In Makhanya/Grahamstown for the National Arts Festival, I attended on Tuesday a Poetryfest event, this being two hours focusing on a poetic theme. Poetryfest is new, the initiative of the multi-talented Tsitsi Sachikonye.

I had expected poet Harry Owen to be focusing, in his talk about  the “Playfulness of Poetry,” on what might be called light or humorous verse, and so I brought along a copy of Gus Ferguson’s Arse Poetica, as did another member of the audience. Gus is certainly playful in this astringent volume of mostly short poems, wittily dissecting the pretensions that thrive in South African poetry circles. This was not specifically the thrust of Harry’s presentation, however.
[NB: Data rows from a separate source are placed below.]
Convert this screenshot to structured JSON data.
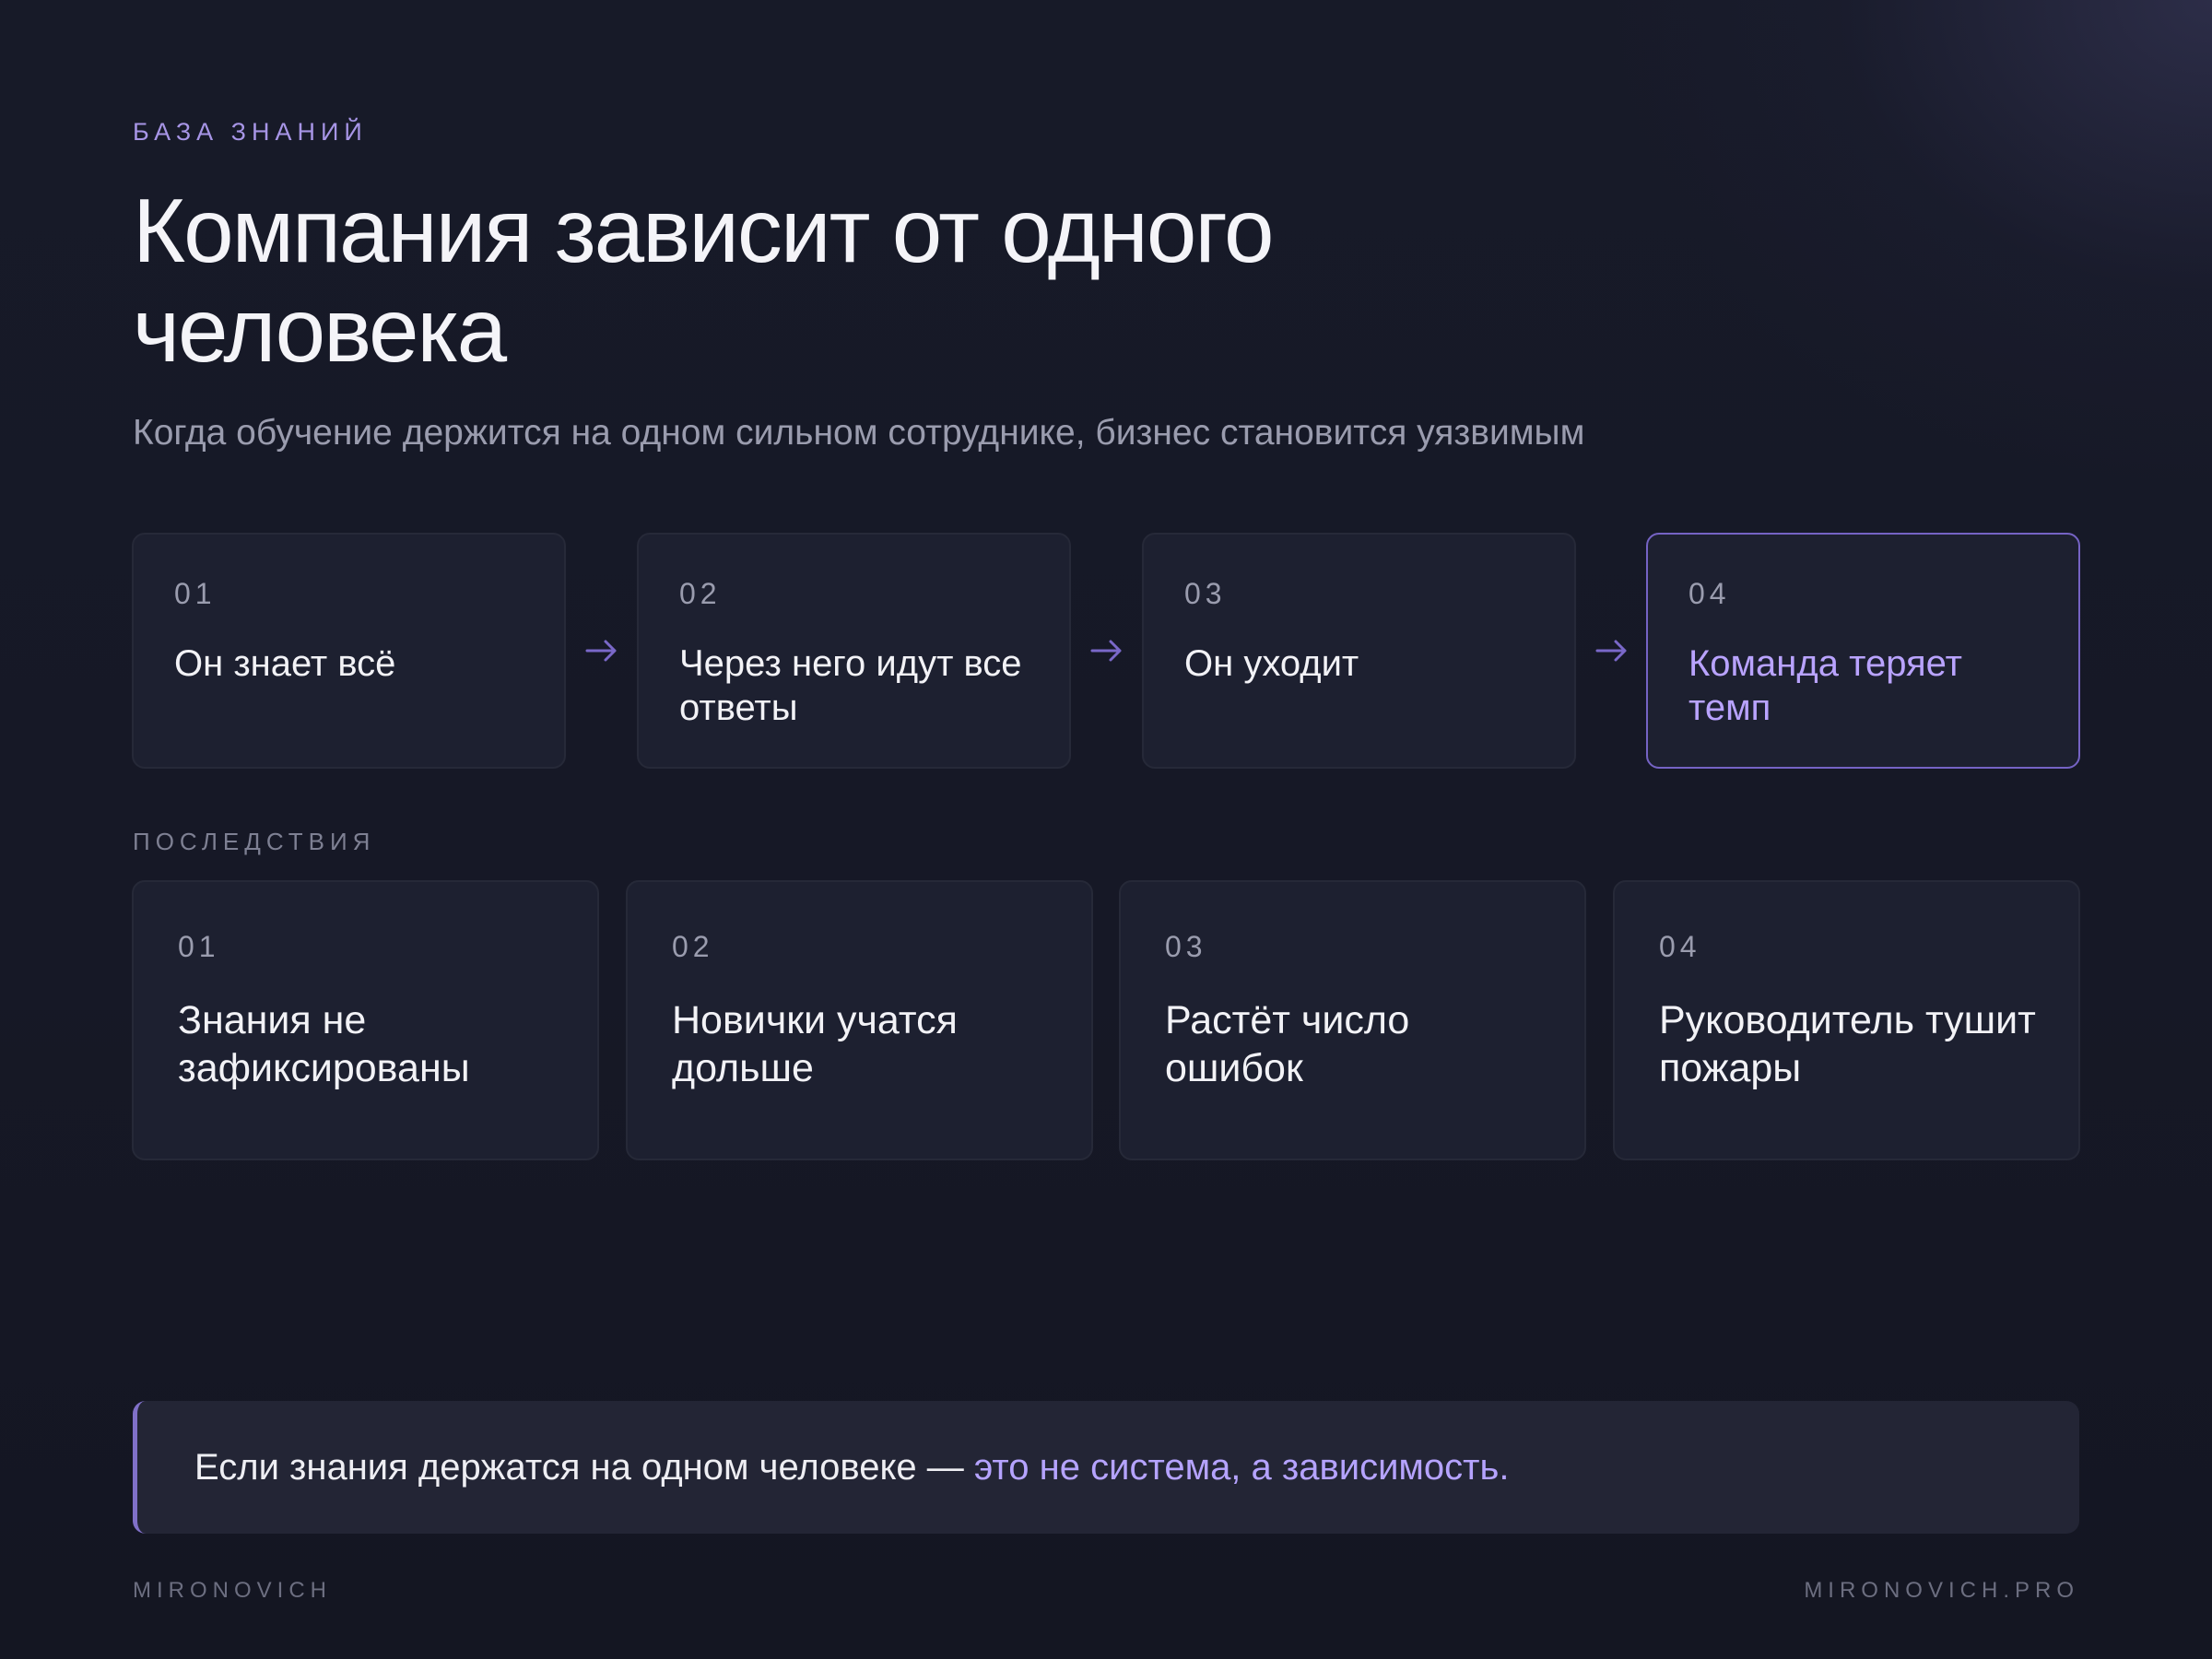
{
  "header": {
    "eyebrow": "БАЗА ЗНАНИЙ",
    "title": "Компания зависит от одного человека",
    "subtitle": "Когда обучение держится на одном сильном сотруднике, бизнес становится уязвимым"
  },
  "steps": [
    {
      "num": "01",
      "text": "Он знает всё"
    },
    {
      "num": "02",
      "text": "Через него идут все ответы"
    },
    {
      "num": "03",
      "text": "Он уходит"
    },
    {
      "num": "04",
      "text": "Команда теряет темп"
    }
  ],
  "consequences": {
    "label": "ПОСЛЕДСТВИЯ",
    "items": [
      {
        "num": "01",
        "text": "Знания не зафиксированы"
      },
      {
        "num": "02",
        "text": "Новички учатся дольше"
      },
      {
        "num": "03",
        "text": "Растёт число ошибок"
      },
      {
        "num": "04",
        "text": "Руководитель тушит пожары"
      }
    ]
  },
  "callout": {
    "lead": "Если знания держатся на одном человеке — ",
    "highlight": "это не система, а зависимость."
  },
  "footer": {
    "left": "MIRONOVICH",
    "right": "MIRONOVICH.PRO"
  },
  "colors": {
    "background": "#161826",
    "accent": "#b5a3ff",
    "card": "#1d2030"
  },
  "icons": {
    "step_arrow": "arrow-right-icon"
  }
}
Harry talked about a playfulness that is not to be confused with humor or light-heartedness but rather the capacity for understanding that children demonstrate, being childlike rather than childish. He quoted various poems, from the Jabberwocky through to Finuala Dowling’s “To the doctor who treated the raped baby and who felt such despair” to illustrate what he meant: poetry’s playing with words can be used to make sophisticated jokes but also to snatch some meaning from the meaningless of human evil.
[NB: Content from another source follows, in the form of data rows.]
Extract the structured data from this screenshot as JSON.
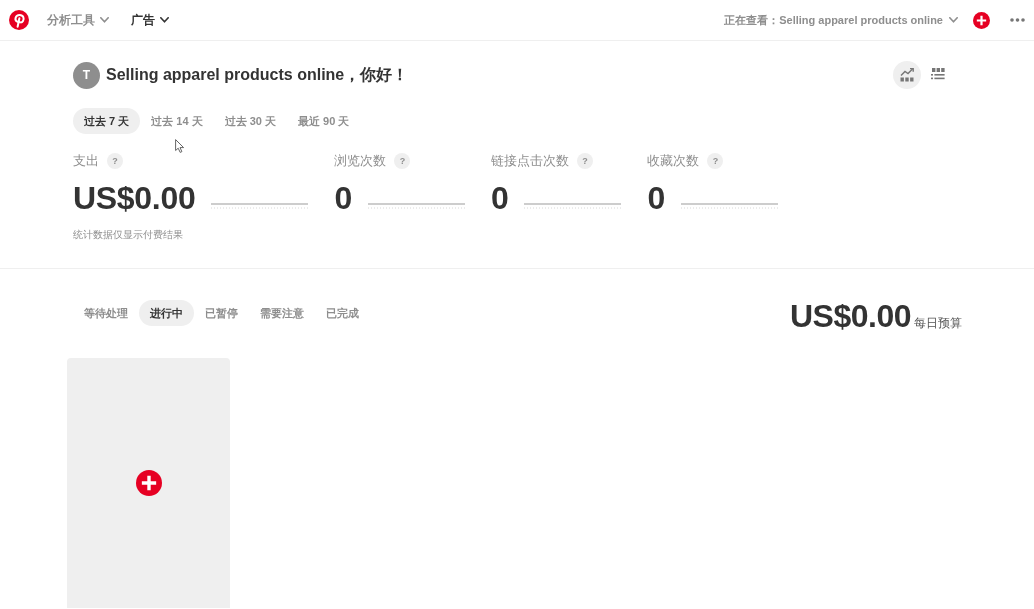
{
  "top_bar": {
    "nav": [
      {
        "label": "分析工具",
        "selected": false
      },
      {
        "label": "广告",
        "selected": true
      }
    ],
    "viewing": "正在查看：Selling apparel products online"
  },
  "header": {
    "avatar_letter": "T",
    "greeting": "Selling apparel products online，你好！",
    "views": [
      {
        "kind": "chart",
        "selected": true
      },
      {
        "kind": "list",
        "selected": false
      }
    ]
  },
  "date_ranges": [
    {
      "label": "过去 7 天",
      "selected": true
    },
    {
      "label": "过去 14 天",
      "selected": false
    },
    {
      "label": "过去 30 天",
      "selected": false
    },
    {
      "label": "最近 90 天",
      "selected": false
    }
  ],
  "metrics": [
    {
      "label": "支出",
      "help": "?",
      "value": "US$0.00"
    },
    {
      "label": "浏览次数",
      "help": "?",
      "value": "0"
    },
    {
      "label": "链接点击次数",
      "help": "?",
      "value": "0"
    },
    {
      "label": "收藏次数",
      "help": "?",
      "value": "0"
    }
  ],
  "note": "统计数据仅显示付费结果",
  "status_tabs": [
    {
      "label": "等待处理",
      "selected": false
    },
    {
      "label": "进行中",
      "selected": true
    },
    {
      "label": "已暂停",
      "selected": false
    },
    {
      "label": "需要注意",
      "selected": false
    },
    {
      "label": "已完成",
      "selected": false
    }
  ],
  "budget": {
    "amount": "US$0.00",
    "label": "每日预算"
  }
}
One of the poems that Harry cited I had not come across, “Poetry is the Art of Not Succeeding”, by Joe Salerno, whose second verse reads, 

It’s the art of those who didn’t make it

after all, who were lucky enough to be

left behind, while the winners ran on ahead

to wherever it is winners 

go running to.

Only after the event did it strike me that it would have been appropriate to quote Blake, one of the trippiest* and most playful poets ever: 

To see a World in a Grain of Sand 

And a Heaven in a Wild Flower

Hold Infinity in the palm of your hand

And Eternity in an hour.

*An archaic term evoking the hallucinatory effects of psychedelic drugs.